– Нет, ты посмотри, ведь ничего же не пропало! – твердила она, роясь в сумке, пока мы ехали с вокзала. – Абсолютно ничего! Ну что за страна! Почему не украли сумку, когда она валялась без присмотра?
– Ничего удивительного, просто честный народ, – объясняла я со знанием дела. – Конечно, понемногу портится национальный характер, деморализуется, но не сразу, хотя мы делаем всё, что можем. И другие народы, повалившие в Данию с юга. Но ведь повалили недавно, всего лет тридцать с небольшим прошло, а к честности людей приучали больше трехсот пятидесяти. Так что сама сосчитай.
– Испаскудить характер куда проще, чем воспитать в человеке порядочность, – возразила девушка.
Правильно, потому он и портится в ужасающем темпе, но до нас им еще далеко.
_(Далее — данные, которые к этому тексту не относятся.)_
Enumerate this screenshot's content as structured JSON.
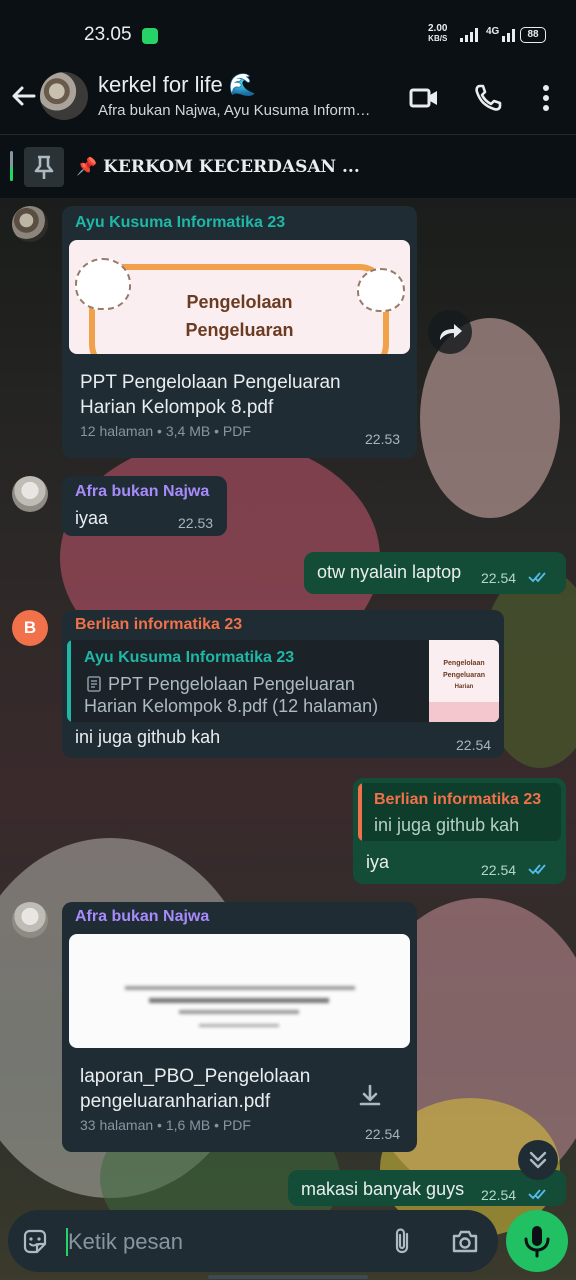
{
  "status": {
    "time": "23.05",
    "net_speed_value": "2.00",
    "net_speed_unit": "KB/S",
    "network": "4G",
    "battery": "88"
  },
  "header": {
    "title": "kerkel for life 🌊",
    "subtitle": "Afra bukan Najwa, Ayu Kusuma Inform…"
  },
  "pinned": {
    "text": "📌 KERKOM KECERDASAN  ..."
  },
  "messages": {
    "m1": {
      "sender": "Ayu Kusuma Informatika 23",
      "sender_color": "#1fb7a6",
      "thumb_line1": "Pengelolaan",
      "thumb_line2": "Pengeluaran",
      "doc_title": "PPT Pengelolaan Pengeluaran Harian Kelompok 8.pdf",
      "doc_meta": "12 halaman • 3,4 MB • PDF",
      "time": "22.53"
    },
    "m2": {
      "sender": "Afra bukan Najwa",
      "sender_color": "#a78bfa",
      "text": "iyaa",
      "time": "22.53"
    },
    "m3": {
      "text": "otw nyalain laptop",
      "time": "22.54"
    },
    "m4": {
      "avatar_letter": "B",
      "sender": "Berlian informatika 23",
      "sender_color": "#f0714a",
      "quote_sender": "Ayu Kusuma Informatika 23",
      "quote_text": "PPT Pengelolaan Pengeluaran Harian Kelompok 8.pdf (12 halaman)",
      "quote_thumb_line1": "Pengelolaan",
      "quote_thumb_line2": "Pengeluaran",
      "quote_thumb_line3": "Harian",
      "text": "ini juga github kah",
      "time": "22.54"
    },
    "m5": {
      "quote_sender": "Berlian informatika 23",
      "quote_text": "ini juga github kah",
      "text": "iya",
      "time": "22.54"
    },
    "m6": {
      "sender": "Afra bukan Najwa",
      "sender_color": "#a78bfa",
      "doc_title": "laporan_PBO_Pengelolaan pengeluaranharian.pdf",
      "doc_meta": "33 halaman • 1,6 MB • PDF",
      "time": "22.54"
    },
    "m7": {
      "text": "makasi banyak guys",
      "time": "22.54"
    }
  },
  "composer": {
    "placeholder": "Ketik pesan"
  },
  "colors": {
    "accent": "#21c063",
    "incoming_bubble": "#1f2c34",
    "outgoing_bubble": "#134d37",
    "read_ticks": "#53bdeb"
  }
}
Что же касается твоей сумки, думаю, сыграло роль и то обстоятельство, что на вокзале в Копенгагене пассажиры сменяются, многие выходили вместе с тобой, другие входили. Выходящие не обратили внимания на твою торбу, а вновь вошедшие считали – хозяин сумки рядом с ней, в вагоне. Во время хода поезда вообще трудно украсть сумку на глазах присутствующих, а на остановке ею уже с нашей подачи заинтересовались служащие дороги, так что если какой‑нибудь вор и положил на нее глаз, было уже поздно.
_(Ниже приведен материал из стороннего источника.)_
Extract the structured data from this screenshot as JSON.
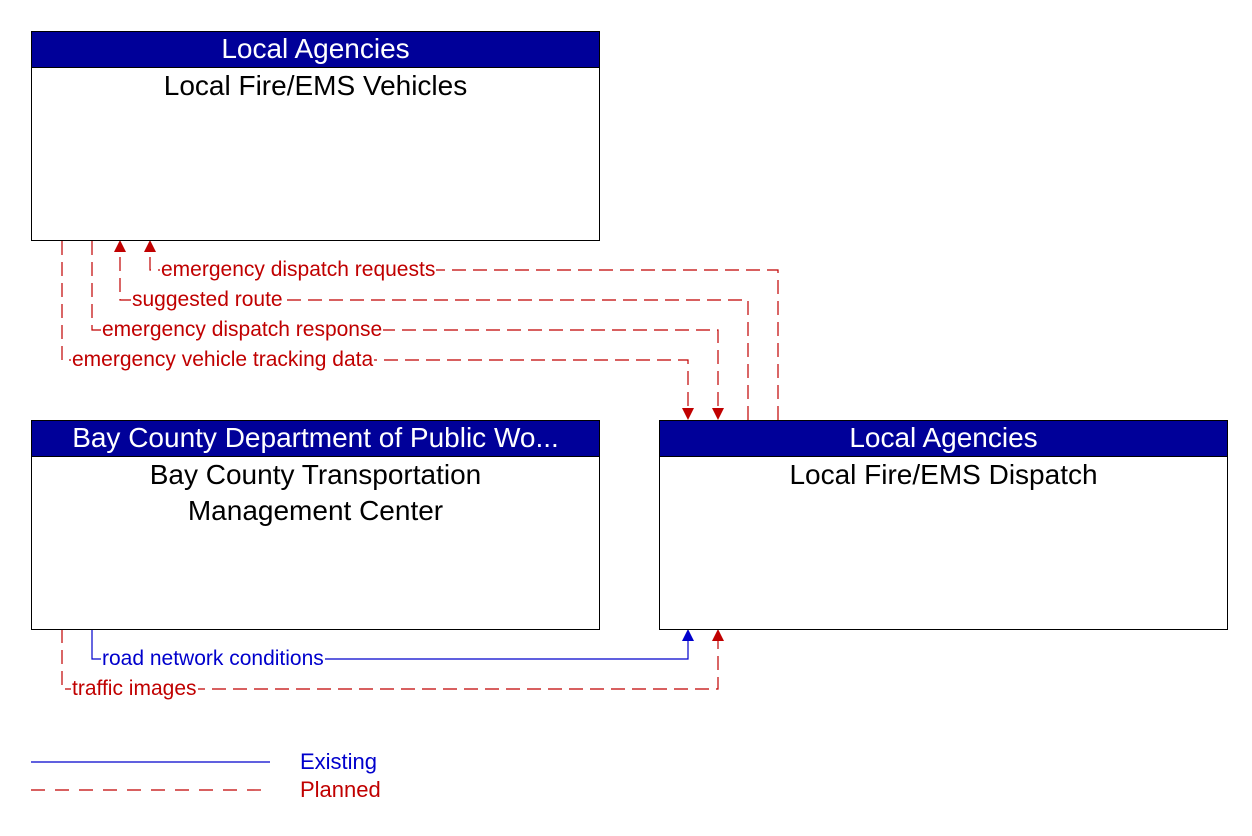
{
  "colors": {
    "header_bg": "#000099",
    "planned": "#c00000",
    "existing": "#0000cc"
  },
  "boxes": {
    "vehicles": {
      "agency": "Local Agencies",
      "name": "Local Fire/EMS Vehicles"
    },
    "tmc": {
      "agency": "Bay County Department of Public Wo...",
      "name_line1": "Bay County Transportation",
      "name_line2": "Management Center"
    },
    "dispatch": {
      "agency": "Local Agencies",
      "name": "Local Fire/EMS Dispatch"
    }
  },
  "flows": [
    {
      "label": "emergency dispatch requests",
      "from": "Local Fire/EMS Dispatch",
      "to": "Local Fire/EMS Vehicles",
      "status": "Planned"
    },
    {
      "label": "suggested route",
      "from": "Local Fire/EMS Dispatch",
      "to": "Local Fire/EMS Vehicles",
      "status": "Planned"
    },
    {
      "label": "emergency dispatch response",
      "from": "Local Fire/EMS Vehicles",
      "to": "Local Fire/EMS Dispatch",
      "status": "Planned"
    },
    {
      "label": "emergency vehicle tracking data",
      "from": "Local Fire/EMS Vehicles",
      "to": "Local Fire/EMS Dispatch",
      "status": "Planned"
    },
    {
      "label": "road network conditions",
      "from": "Bay County Transportation Management Center",
      "to": "Local Fire/EMS Dispatch",
      "status": "Existing"
    },
    {
      "label": "traffic images",
      "from": "Bay County Transportation Management Center",
      "to": "Local Fire/EMS Dispatch",
      "status": "Planned"
    }
  ],
  "legend": {
    "existing": "Existing",
    "planned": "Planned"
  }
}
– Выходит, мне повезло! – радостно вздохнула девушка. – Странно, обычно не везет…
Возвращаясь с продуктами, я решила заглянуть в свой любимый магазинчик со всевозможными инструментами. Был такой недалеко от дома Алиции, в котором я не один десяток лет закупала не только маникюрные принадлежности, но и всевозможные причиндалы для шлифовки янтаря, разнообразный дачный инвентарь, начиная с секаторов десяти размеров и кончая копалками и мотыжками. В магазине, как правило, я заставала лишь хозяина, никогда не видела покупателей, так что можно было вдоволь пообщаться со сведущим человеком, советуясь с ним по любому вопросу. Алиция как‑то обмолвилась, что хозяин интересовался, что это меня давно не видно, похоже, и ему было приятно беседовать с такой любознательной клиенткой.
Беата, пребывающая в состоянии эйфории – я так и слышала, как трепещут крылья у нее за спиной – согласилась зайти в магазин. Она бы на все согласилась, пригласи я ее даже на минутку заглянуть в пекло.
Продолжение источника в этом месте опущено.